We will include the ability to export the vector of classes so that investigators can do further manipulations in R or matlab thereafter. When the researcher runs multiple algorithms he or she can overlay the results and plot them as a heat map...or psuedocolor plot, where brighter color represents increasing inclusion rate and dimmer colors mean cells that are less frequently included.

An important reason to use an automated classifier is to classify data using more than 3 dimensions, therefore multigraph overview platform is linked with the "M" button. It is possible to track a cell though various parameters and color it by population consistently. Users can scroll through, change parameters, and construct a graphical report.
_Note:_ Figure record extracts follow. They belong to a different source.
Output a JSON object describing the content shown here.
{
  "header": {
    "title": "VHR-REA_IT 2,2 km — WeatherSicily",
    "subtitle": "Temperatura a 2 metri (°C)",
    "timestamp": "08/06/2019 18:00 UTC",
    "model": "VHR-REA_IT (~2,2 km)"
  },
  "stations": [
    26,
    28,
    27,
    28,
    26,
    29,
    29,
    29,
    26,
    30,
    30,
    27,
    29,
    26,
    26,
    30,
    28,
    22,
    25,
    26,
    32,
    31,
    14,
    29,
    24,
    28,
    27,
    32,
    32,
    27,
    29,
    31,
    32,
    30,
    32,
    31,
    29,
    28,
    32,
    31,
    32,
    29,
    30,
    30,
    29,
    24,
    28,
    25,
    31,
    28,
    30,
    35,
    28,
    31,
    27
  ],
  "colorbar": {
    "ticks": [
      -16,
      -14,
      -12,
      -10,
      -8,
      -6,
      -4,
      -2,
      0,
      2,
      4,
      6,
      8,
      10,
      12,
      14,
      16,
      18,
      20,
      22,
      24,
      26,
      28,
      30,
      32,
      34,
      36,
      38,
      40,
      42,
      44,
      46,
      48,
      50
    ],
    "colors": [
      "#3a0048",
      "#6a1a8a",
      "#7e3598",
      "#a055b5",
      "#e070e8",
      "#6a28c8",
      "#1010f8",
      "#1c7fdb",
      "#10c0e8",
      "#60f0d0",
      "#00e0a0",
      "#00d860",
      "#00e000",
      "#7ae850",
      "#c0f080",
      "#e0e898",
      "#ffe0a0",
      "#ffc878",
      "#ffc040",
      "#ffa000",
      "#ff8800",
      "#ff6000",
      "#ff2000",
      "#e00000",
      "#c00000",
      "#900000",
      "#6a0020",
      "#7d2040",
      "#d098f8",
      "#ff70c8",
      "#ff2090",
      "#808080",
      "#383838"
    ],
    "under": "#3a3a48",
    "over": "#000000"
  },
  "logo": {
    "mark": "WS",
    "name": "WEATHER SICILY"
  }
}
Figure 2. Results Display After Calculation


Figure 2 shows a static picture explaining what the classifier is, what the inputs and outputs are. Drop-down menus allow users to adjust parameters but prepopulated with default values. We need to allow users to use less than all of the parameters as well.

Database Schema and example files






One of the specific aims from Phase I was the implementation of a specific metric (the Match Ratio) to compare the events between analogous gates. This was done in order to compare a calculated gate to an expert manual gate. Analysis of the phase I data collection did not reassure us concerning the utility of that metric (See Progress Report.) Literaturepublished since the last phase offers several other cluster comparison methods, described below, that are worthy of consideration as alternatives.
This increases our rectangular assessment matrix devised for Phase I (at right) to a cube, defined as the cross product of each use case by each algorithm by each metric. We're hesitant to excessively expand the scope, but there are multiple reasons why we have found this to be imperative:
GvHD variance was too large. The level of controls used in flow is probably not sufficient for reliable gating, human or algorithmic..
V-measure paper (quoted below) raises interesting discussion of homogeneity vs. uniformity. We want both independently, as well as the ratio, to evaluate our use cases.

The spreading effect seen in flow data defeats traditional metrics used in clustering. To prevent this, we expand the metric into a third dimension to allow more sophisticated combinametrics.

Each data point used in flow cytometry analysis is indexed data with each measured parameter corresponding to a location in n-dimensional space. So any group / cluster / gated population can be described as having a centroid from which distance measures can be calculated. Our classifications can be described as right or wrong with respect to a desired answer (usually the "experts," or in our nomenclature, the Consensus Gate) and so all of the following tools for assessing the goodness of a classification are candidates.

Mallow's distance: Mallow's distance is a measure of similarity between two clustering results. It attempts to address both whether a item has been correctly placed in a cluster (in the case where the "right" answer is known, and when its not, then we're assessing when two clustering results are different), and how important it is that a cell has been classified properly based on its distance from the center or each centroid. This methods measures how great a mistake a mislabeling is.


ROC (Receiver Operator Characteristics): ROC analysis is a tool that can be used to assess the quality of a classification tool under a number of conditions, usually when comparing whether sensitivity or specificity are more important (i.e, is it worse to be told you have cancer when you don't or is it worse to be told you are fine when you really have cancer).15.  To build one of these, vary the cost of missclassification from 0 -1 and calculate the "loss", the combination of the cost of each type of error times the rate of making the error, at regular increments.

Goals are to evaluate and test the algorithms described in the Specific Aims as well as new algorithms, as they develop and are published, to determine the best method for each of our use cases.